Entering a dressing room that housed the Indian Super League champions, Suresh had a proper job on his hands. On the pitch, he was to fight for a place against some of the best players in the country, and off it, he had decided to stay away from them.

“When I joined, I could not bring myself to speak to Gurpreet bhai or Chhetri bhai or some of the other players. I was so scared. Whenever they walked by, I tried to avoid them. One day Gurpreet bhai called me and said that I was young and that I had to greet the players. He thought I was being disrespectful, but the truth is was just scared. I got back home and told my father what had happened and he said to me that what Gurpreet bhai said was right. My father said ‘When you meet them, say hello and say good morning. Now I greet them and talk to them, but I’d be lying if I said I’m not scared because I still am sometimes.”

Waiting patiently on the sidelines while representing the club’s reserve team, Suresh made his first-team bow twelve games into the League season. Asked to be the heckler in midfield against Odisha at the Fortress, the 19-year-old had his eyes set on Xisco.

“I asked the team analyst Alwin (Lawrence) to help me with clips of Xisco because I wanted to mark him out of that game. I noticed his patterns of play, how he moved off the ball and I did my best. It was a good lesson, and I took that into the next game. In my second game against Hyderabad, coach told me to mark Marcelinho. Then I was asked to mark Crivellaro. I’m happy that the coach trusts me to mark these big names, and I’m still learning every day.”

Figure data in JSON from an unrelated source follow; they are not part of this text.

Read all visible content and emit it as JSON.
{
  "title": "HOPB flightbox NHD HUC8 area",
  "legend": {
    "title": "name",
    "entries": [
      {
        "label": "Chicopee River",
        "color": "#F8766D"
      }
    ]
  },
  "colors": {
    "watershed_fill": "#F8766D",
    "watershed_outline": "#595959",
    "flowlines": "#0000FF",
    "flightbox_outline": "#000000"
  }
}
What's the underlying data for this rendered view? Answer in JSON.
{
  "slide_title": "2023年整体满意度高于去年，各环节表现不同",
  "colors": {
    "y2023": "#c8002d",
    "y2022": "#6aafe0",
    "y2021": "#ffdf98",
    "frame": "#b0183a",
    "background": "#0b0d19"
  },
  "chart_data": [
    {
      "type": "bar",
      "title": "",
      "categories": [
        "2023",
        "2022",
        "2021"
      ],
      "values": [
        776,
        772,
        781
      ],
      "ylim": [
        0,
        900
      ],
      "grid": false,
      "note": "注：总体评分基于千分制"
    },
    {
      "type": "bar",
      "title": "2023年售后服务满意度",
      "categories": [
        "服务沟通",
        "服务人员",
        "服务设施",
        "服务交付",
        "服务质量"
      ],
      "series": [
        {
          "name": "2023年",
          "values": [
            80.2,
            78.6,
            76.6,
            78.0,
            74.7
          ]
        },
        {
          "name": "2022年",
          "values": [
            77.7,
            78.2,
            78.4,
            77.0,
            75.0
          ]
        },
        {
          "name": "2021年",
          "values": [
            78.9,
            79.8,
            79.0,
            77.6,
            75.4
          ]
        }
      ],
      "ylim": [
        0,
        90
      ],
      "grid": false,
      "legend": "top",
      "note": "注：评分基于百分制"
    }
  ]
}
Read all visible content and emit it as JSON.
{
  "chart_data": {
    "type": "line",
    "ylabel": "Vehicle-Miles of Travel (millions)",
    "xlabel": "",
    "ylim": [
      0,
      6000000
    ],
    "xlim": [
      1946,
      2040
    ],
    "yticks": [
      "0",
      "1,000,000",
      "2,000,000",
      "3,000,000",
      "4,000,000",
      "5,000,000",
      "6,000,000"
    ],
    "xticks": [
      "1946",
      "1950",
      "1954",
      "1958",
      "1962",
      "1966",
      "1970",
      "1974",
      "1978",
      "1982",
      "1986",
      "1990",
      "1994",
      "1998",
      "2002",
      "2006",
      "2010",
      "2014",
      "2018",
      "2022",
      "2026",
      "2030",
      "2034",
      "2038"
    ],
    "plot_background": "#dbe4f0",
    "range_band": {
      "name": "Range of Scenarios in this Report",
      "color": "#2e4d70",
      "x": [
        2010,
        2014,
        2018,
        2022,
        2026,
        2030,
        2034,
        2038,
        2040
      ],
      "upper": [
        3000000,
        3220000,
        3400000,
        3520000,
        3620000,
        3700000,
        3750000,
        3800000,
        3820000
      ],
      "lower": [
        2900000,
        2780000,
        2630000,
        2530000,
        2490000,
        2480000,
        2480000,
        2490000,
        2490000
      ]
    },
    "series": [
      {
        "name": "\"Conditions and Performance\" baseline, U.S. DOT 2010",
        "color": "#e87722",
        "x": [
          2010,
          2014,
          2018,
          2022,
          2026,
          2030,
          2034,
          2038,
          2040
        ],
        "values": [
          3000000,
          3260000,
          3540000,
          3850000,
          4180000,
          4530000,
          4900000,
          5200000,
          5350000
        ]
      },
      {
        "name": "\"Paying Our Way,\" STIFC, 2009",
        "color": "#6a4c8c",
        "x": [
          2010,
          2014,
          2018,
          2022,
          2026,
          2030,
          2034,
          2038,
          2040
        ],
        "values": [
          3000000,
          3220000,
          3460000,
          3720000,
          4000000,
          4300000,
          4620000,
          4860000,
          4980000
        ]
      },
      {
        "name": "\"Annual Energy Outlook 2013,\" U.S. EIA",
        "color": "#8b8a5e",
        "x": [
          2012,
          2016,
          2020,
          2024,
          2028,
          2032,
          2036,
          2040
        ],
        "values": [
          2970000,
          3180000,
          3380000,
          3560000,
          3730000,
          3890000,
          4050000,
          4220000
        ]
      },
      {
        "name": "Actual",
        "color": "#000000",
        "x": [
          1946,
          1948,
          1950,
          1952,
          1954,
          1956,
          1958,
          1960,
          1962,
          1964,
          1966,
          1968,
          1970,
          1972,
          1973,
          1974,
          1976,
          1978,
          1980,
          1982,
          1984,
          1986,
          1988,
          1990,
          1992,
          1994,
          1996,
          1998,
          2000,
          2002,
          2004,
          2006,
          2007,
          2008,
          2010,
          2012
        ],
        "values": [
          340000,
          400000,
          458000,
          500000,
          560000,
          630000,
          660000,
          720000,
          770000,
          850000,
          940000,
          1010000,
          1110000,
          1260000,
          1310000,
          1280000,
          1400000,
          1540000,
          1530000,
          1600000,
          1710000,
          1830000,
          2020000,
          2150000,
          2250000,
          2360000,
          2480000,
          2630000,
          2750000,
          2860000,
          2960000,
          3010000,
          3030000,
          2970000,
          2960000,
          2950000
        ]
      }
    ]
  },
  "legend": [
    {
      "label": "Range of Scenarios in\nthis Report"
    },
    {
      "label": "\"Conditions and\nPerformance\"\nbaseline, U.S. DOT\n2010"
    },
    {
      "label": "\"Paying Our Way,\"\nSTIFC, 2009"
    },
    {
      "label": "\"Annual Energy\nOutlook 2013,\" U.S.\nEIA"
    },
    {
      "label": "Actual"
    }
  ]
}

A pro-contract brings with it many luxuries, chief among them being a fat paycheque. An assist for Deshorn Brown’s strike and an ‘Emerging Player’ award means Wangjam’s February paycheque will have bonuses in tow. But money means little to Suresh, who says every rupee goes straight to an account in Wangoi, in Imphal.

“Until today, any money that I’ve made from playing football has gone straight to my father. He named his shop ‘Suresh Variety Store’ after me when I was born, and long before I started playing football. When I go home, I sign all the cheques for him and he uses it for his business. When we talk, he tells me how he spends the money, but to me it doesn’t matter. I’m just overwhelmed that football is allowing me to help run our business. My parents worked really hard for me when I was young and nothing makes me happier than being able to help them back.”